The six month wait for a dental appointment was in Canada, not the UK, and was for a private dentist. Who knew?
The 'worst' comment I threw out without looking anything up; I've seen it as a commonplace of discussions of universal health care, but couldn't tell you the metric -- I'll see if I can find some backup. 'Worst' as measured against other, better funded systems of universal coverage, like France and Germany; on outcomes the UK certainly outperforms the US non-system.
Ah, OK. That makes sense. I don't really go for check-ups -- I just go whenever I think something might need done. Perhaps that explains the relatively short waiting times.

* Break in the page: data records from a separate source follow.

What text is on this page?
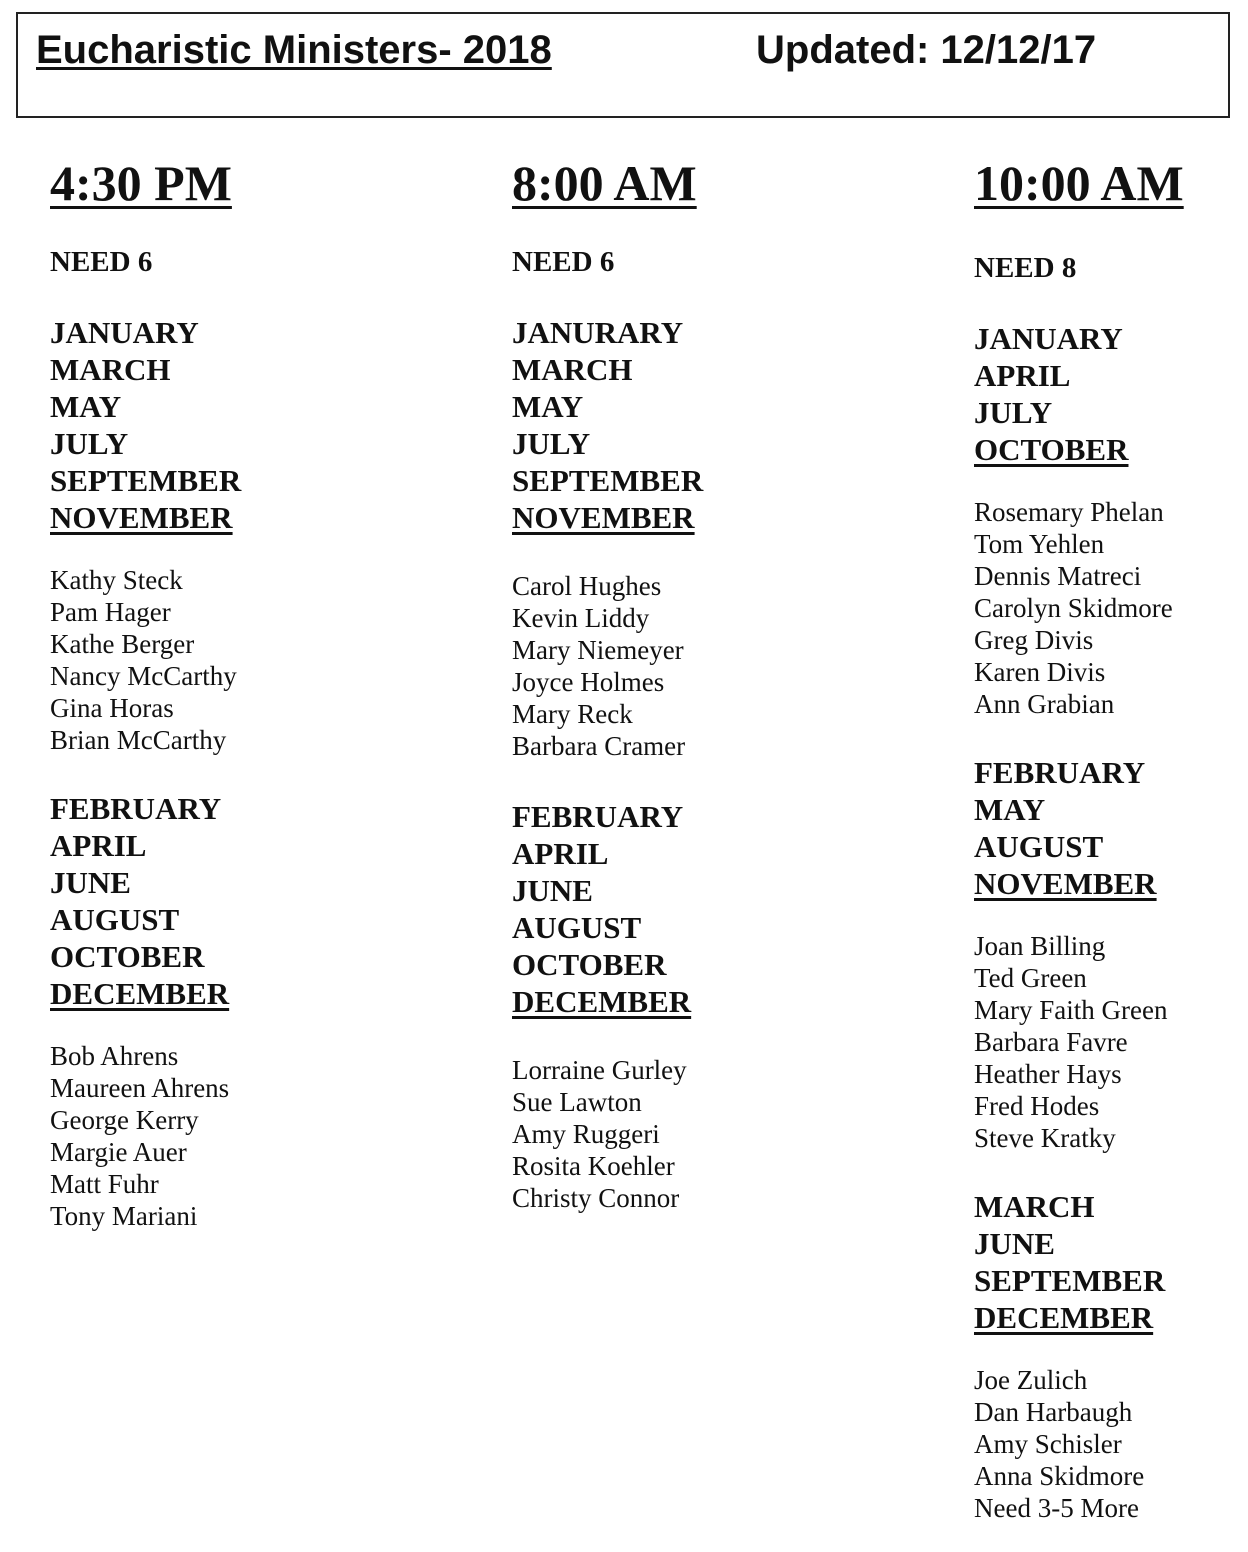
Eucharistic Ministers- 2018	Updated: 12/12/17
4:30 PM
NEED 6
JANUARY
MARCH
MAY
JULY
SEPTEMBER
NOVEMBER
Kathy Steck
Pam Hager
Kathe Berger
Nancy McCarthy
Gina Horas
Brian McCarthy
FEBRUARY
APRIL
JUNE
AUGUST
OCTOBER
DECEMBER
Bob Ahrens
Maureen Ahrens
George Kerry
Margie Auer
Matt Fuhr
Tony Mariani
8:00 AM
NEED 6
JANURARY
MARCH
MAY
JULY
SEPTEMBER
NOVEMBER
Carol Hughes
Kevin Liddy
Mary Niemeyer
Joyce Holmes
Mary Reck
Barbara Cramer
FEBRUARY
APRIL
JUNE
AUGUST
OCTOBER
DECEMBER
Lorraine Gurley
Sue Lawton
Amy Ruggeri
Rosita Koehler
Christy Connor
10:00 AM
NEED 8
JANUARY
APRIL
JULY
OCTOBER
Rosemary Phelan
Tom Yehlen
Dennis Matreci
Carolyn Skidmore
Greg Divis
Karen Divis
Ann Grabian
FEBRUARY
MAY
AUGUST
NOVEMBER
Joan Billing
Ted Green
Mary Faith Green
Barbara Favre
Heather Hays
Fred Hodes
Steve Kratky
MARCH
JUNE
SEPTEMBER
DECEMBER
Joe Zulich
Dan Harbaugh
Amy Schisler
Anna Skidmore
Need 3-5 More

"If I was used to a culture of "customer care" and privacy, I would find NHS hospitals bleak and open wards objectionable and perhaps not notice the good bits."
I'm inclined to not give a shit if that's people's complaint, tbh.
That's not to say there aren't big problems with the NHS, of course. It's just that a lot of those problems seem to stem from attempts to make the NHS more like private healthcare rather than less.
I'm inclined to not give a shit if that's people's complaint, tbh.
Me neither, but that's exactly my point. If the NHS started using scarce resources to cosmeticise its services, I'd be the first to scream "spend the money on more scanners/lower prescription charges/better pay for nurses." But I can understand that other people with different health care backgrounds might think differently, and deprecate the NHS as a result.
What happened to the trackback function, anyway? Was it a victim of the server move?
Yeah, for a while we were suspecting that some of the server problems were due to trackbacks so I turned them off. We discussed turning them back on but we rarely get legitimate trackbacks anyway so the signal/noise ratio with trackback spam really isn't worth dealing with. The eventual goal is to add a Technorati link, when I get around to it.
re: 94
Yeah, fair point. In that case, I'm inclined to understand that they think differently and then completely ignore their opinion.
"If I was used to a culture of "customer care" and privacy, I would find NHS hospitals bleak and open wards objectionable and perhaps not notice the good bits."
Contrariwise, I notice all the leather chairs and flowers in the reception of private hospitals in the US, and think that's a complete fucking waste of money: cosmetic dentistry on an institutional scale, if you like. Of course, if you're paying through the behind to get healthcare, you do want a nice little mint on the plate when the bill comes. Each to his own.